人は何故考えるのか、その回答に普遍的で明快な回答は出せません。ただ個人的には「大切な人たちと心地よく生きていくため」に考え続けていこうとは思っています。言葉にするとなんとも大仰ですが、普段通りにマイペースで在るように、といったところでしょうか。

ちなみに自分が大学にて「歴史」を専攻したのには、さして大層な理由はありません(両親からはそれこそ小馬鹿にされましたが)。ただ、過去の人々の想いや時代の流れを把握する事、また、事象の回帰性に興味があった、それは確かです。

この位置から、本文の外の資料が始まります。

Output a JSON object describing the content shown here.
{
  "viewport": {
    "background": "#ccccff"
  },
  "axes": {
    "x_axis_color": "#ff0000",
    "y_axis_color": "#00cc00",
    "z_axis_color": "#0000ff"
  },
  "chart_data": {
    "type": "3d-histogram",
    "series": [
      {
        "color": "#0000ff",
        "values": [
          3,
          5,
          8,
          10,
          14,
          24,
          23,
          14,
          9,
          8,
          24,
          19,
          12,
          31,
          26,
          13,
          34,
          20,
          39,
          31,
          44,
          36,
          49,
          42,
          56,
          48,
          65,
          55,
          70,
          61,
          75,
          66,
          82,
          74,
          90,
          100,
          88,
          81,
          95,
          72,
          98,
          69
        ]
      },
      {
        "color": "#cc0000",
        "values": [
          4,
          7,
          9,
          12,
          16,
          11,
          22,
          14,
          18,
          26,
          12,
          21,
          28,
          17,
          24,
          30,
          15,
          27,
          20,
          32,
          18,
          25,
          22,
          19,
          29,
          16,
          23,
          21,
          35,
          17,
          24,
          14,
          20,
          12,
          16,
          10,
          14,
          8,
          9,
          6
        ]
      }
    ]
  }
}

そういった「知識(情報)」を識ること、集めること、そのこと自体が楽しかったのかもしれません。

卒業直後、(氷河期時代での門戸の狭さもありましたが)それなりに主体的に、一見すると全く畑違いな「ICT業界」に飛び込んではみましたが、「情報」を扱うという観点で見れば、無意識のうちに何がしか通じるものを見出していたのかもしれません。

その後、いわゆるSEとしては15年弱、その後は教育寄りの仕事への興味と縁もあって大学の事務職員を10年弱、そして今は高齢者向けの生涯学習施設の運営管理に携わっています。この世代にしては転職は多い方と思いますが、快く受け入れてくれている家内には感謝しかありません(共働き、大事)。

なんのかんのと一巡りして、「史学科」を卒業したキャリアパスっぽくもなっていますが、とどのつまりは広義での「情報」を扱うことに興味があったのかなぁ、、と。よくよく思い返してみれば、第1志望はとある大学の法学部政治学科で政治史を学べるところでした、確か、、閑話休題。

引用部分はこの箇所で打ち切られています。